Knee arthrodesis using a vascularised fibular rotatory graft after tumor resection

2010 
Summary Introduction Knee arthrodesis is one of the reconstruction options for limb preservation after malignant tumor resection. Vascularised rotatory fibular transfer allows biological and, thus, definitive reconstruction. The goal of this work was to analyse the results of knee arthrodesis with vascularised fibular graft after tumor resection and to discuss the reliability of this technique. Patients and methods We report a retrospective series of 13 patients with an average age of 29.6 years. The pathological diagnosis was bone sarcoma in 12 cases and synovial chondrosarcoma in one case. Resection/arthrodesis was undertaken as the primary procedure in 11 cases.
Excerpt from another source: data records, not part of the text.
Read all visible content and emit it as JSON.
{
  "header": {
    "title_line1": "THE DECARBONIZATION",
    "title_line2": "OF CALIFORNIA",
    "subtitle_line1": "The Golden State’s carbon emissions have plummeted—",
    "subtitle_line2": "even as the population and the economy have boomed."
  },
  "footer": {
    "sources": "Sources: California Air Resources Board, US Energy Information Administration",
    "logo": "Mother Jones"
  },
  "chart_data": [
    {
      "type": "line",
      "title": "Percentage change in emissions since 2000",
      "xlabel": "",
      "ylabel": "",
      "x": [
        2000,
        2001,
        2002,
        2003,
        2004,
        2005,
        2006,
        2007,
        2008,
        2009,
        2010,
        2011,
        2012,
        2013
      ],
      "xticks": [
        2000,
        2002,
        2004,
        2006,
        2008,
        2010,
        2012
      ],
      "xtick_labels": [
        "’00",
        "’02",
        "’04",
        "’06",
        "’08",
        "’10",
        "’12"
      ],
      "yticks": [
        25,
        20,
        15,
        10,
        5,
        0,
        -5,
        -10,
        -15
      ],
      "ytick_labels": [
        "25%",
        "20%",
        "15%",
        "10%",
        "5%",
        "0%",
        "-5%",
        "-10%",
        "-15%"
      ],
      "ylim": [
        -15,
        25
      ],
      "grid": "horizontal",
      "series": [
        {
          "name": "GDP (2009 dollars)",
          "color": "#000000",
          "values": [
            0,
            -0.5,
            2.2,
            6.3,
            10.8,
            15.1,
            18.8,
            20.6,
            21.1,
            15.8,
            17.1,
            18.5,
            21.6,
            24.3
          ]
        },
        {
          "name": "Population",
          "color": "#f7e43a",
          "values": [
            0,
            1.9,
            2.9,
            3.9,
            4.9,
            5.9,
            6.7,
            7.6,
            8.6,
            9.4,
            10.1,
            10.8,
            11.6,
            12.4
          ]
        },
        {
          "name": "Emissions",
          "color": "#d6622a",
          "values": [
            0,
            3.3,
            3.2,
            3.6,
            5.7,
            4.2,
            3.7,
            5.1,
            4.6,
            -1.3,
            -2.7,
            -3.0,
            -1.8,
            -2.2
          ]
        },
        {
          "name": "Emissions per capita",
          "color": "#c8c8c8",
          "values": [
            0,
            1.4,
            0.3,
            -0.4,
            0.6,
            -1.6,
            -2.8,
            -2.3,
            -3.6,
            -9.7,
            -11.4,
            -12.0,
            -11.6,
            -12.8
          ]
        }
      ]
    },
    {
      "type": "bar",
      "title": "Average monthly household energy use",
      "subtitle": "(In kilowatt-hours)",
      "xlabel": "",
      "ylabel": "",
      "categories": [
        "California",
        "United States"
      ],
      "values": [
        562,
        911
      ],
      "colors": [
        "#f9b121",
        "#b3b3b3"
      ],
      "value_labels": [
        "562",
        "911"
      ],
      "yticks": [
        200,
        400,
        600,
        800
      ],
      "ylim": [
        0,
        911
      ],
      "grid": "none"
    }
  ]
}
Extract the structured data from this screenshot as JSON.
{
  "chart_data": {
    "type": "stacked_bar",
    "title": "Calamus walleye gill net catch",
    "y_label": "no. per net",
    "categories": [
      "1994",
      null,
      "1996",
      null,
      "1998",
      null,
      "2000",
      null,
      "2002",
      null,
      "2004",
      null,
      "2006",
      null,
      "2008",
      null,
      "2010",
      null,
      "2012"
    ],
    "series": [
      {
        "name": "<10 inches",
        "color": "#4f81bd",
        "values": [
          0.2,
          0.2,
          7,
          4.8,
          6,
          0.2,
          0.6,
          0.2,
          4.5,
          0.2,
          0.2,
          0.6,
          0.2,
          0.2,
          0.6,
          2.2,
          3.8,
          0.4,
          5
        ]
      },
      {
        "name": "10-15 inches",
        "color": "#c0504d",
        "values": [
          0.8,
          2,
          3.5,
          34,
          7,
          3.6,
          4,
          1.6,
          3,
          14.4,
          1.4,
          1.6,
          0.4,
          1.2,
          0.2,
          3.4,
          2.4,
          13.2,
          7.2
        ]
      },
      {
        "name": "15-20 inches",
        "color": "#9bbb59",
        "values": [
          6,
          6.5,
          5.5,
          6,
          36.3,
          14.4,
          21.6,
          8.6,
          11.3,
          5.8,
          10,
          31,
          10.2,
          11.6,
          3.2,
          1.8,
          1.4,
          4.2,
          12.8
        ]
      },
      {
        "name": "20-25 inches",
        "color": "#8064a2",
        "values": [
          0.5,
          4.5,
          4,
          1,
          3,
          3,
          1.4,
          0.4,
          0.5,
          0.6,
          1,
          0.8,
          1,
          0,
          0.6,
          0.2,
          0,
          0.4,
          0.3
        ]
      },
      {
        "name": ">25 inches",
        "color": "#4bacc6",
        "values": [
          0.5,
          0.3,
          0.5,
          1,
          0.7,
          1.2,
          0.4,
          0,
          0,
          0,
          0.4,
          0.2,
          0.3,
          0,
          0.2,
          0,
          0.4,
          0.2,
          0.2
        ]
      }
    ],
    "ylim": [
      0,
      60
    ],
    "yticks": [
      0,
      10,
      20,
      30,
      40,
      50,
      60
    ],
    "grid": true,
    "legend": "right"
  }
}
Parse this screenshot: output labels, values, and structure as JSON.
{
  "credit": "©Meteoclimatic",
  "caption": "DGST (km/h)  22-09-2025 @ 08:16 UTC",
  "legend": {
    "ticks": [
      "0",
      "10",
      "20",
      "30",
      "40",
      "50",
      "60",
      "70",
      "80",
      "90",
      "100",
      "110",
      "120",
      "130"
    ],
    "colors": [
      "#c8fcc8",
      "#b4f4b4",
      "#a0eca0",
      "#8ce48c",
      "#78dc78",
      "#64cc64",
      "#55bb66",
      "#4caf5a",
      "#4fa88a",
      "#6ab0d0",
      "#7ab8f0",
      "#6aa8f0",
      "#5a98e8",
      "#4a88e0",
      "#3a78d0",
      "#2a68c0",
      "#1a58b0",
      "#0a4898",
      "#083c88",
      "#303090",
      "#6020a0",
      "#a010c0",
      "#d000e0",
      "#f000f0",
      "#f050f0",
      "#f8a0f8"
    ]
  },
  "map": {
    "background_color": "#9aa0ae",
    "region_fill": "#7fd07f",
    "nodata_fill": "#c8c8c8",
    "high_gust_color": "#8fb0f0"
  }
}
In two cases, arthrodesis was indicated after failure of an endoprosthesis. Reconstruction was achieved with a vascularised fibular rotatory transfer in all cases. For stabilisation, an external fixator was utilised in eight cases, a femorotibial nail in three cases, and a plate in two cases. Mean follow-up was 6 years. Results We encountered infection in 53% of cases, mechanical complications in 53% of cases, and nerve palsy in 23% of cases. Four patients died from metastases (only one had arthrodesis complete union). In the nine surviving patients, arthrodesis was fully united in seven cases, after an average period of 36 months. The functional score average (Enneking classification) was 20 points. Discussion Knee arthrodesis after tumor resection is a complex technique. Septic complications and mechanical failure are frequent regardless of the technique employed. They are related to the extent of bone sacrifice but also to that of soft tissues. The use of vascularised fibula alone and stabilisation by external fixation were the main shortcomings in this series. Type of study Retrospective Level IV.